Can anyone explain this to me, it was on my exam and i don't get it ;

Question

A 14.0 kg crate is pulled up a rough incline with an initial speed of 1.6 m/s. The pulling force is 131.0 N parallel to the incline, which
makes an angle of 12.3 ◦ with the horizontal. The coeﬃcient of kinetic friction is 0.26 and the crate is pulled a distance of 8.4 m. The acceleration of gravity is 9.81 m/s

a) Find the work done by Earth’s gravity
on the crate.
Answer in units of J.

b) Find the work done by the force of friction
on the crate.
Answer in units of J

c) Find the work done by the puller on the
crate.
Answer in units of J.

d) Find the change in kinetic energy of the
crate.
Answer in units of J

e) Find the speed of the crate after it is pulled 8.4 m.
Answer in units of m/s.

Henry · Answer

Fap = 131N = Applied force.

Fc=mg=14kg * 9.8N/kg=137.2N @12.3deg.

Fp = 137.2sin12.3 = 29.2N = Force parallel to the plane.

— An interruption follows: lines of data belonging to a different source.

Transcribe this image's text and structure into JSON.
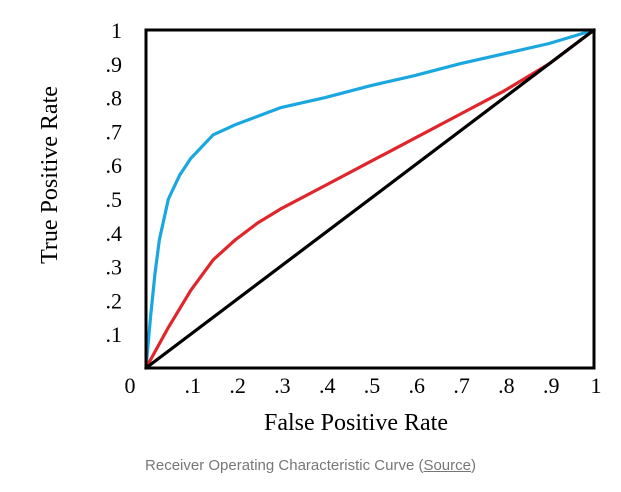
{
  "chart_data": {
    "type": "line",
    "xlabel": "False Positive Rate",
    "ylabel": "True Positive Rate",
    "xlim": [
      0,
      1
    ],
    "ylim": [
      0,
      1
    ],
    "grid": false,
    "x_tick_labels": [
      "0",
      ".1",
      ".2",
      ".3",
      ".4",
      ".5",
      ".6",
      ".7",
      ".8",
      ".9",
      "1"
    ],
    "y_tick_labels": [
      ".1",
      ".2",
      ".3",
      ".4",
      ".5",
      ".6",
      ".7",
      ".8",
      ".9",
      "1"
    ],
    "series": [
      {
        "color": "#1aa7e0",
        "points": [
          [
            0,
            0
          ],
          [
            0.01,
            0.15
          ],
          [
            0.02,
            0.28
          ],
          [
            0.03,
            0.38
          ],
          [
            0.05,
            0.5
          ],
          [
            0.075,
            0.57
          ],
          [
            0.1,
            0.62
          ],
          [
            0.15,
            0.69
          ],
          [
            0.2,
            0.72
          ],
          [
            0.3,
            0.77
          ],
          [
            0.4,
            0.8
          ],
          [
            0.5,
            0.835
          ],
          [
            0.6,
            0.865
          ],
          [
            0.7,
            0.9
          ],
          [
            0.8,
            0.93
          ],
          [
            0.9,
            0.96
          ],
          [
            1,
            1
          ]
        ]
      },
      {
        "color": "#e0262a",
        "points": [
          [
            0,
            0
          ],
          [
            0.05,
            0.12
          ],
          [
            0.1,
            0.23
          ],
          [
            0.15,
            0.32
          ],
          [
            0.2,
            0.38
          ],
          [
            0.25,
            0.43
          ],
          [
            0.3,
            0.47
          ],
          [
            0.4,
            0.54
          ],
          [
            0.5,
            0.61
          ],
          [
            0.6,
            0.68
          ],
          [
            0.7,
            0.75
          ],
          [
            0.8,
            0.82
          ],
          [
            0.9,
            0.9
          ],
          [
            1,
            1
          ]
        ]
      },
      {
        "color": "#000000",
        "points": [
          [
            0,
            0
          ],
          [
            1,
            1
          ]
        ]
      }
    ]
  },
  "caption": {
    "text": "Receiver Operating Characteristic Curve (",
    "link": "Source",
    "close": ")"
  }
}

Fv = 137.2cos12.3 = 134.1N = Force
perpendicular to the plane.

Ff = u*Fv = 0.26 * 134.1 = 34.9N = Force of friction.

Fn = Fap - Fp - Ff,
Fn = 131 - 29.2 - 34.9 = 66.9N = Net force acting on crate.

a. W=Fc*h = 137.2 * 8.4sin12.3 = 246J.

b. W = Ff*d = -34.9 * 8.4 = 293J.

c. W = Fap * d = 131 * 8.4 = 1100J.

I will have to do some research on d and e. But I hope this will help.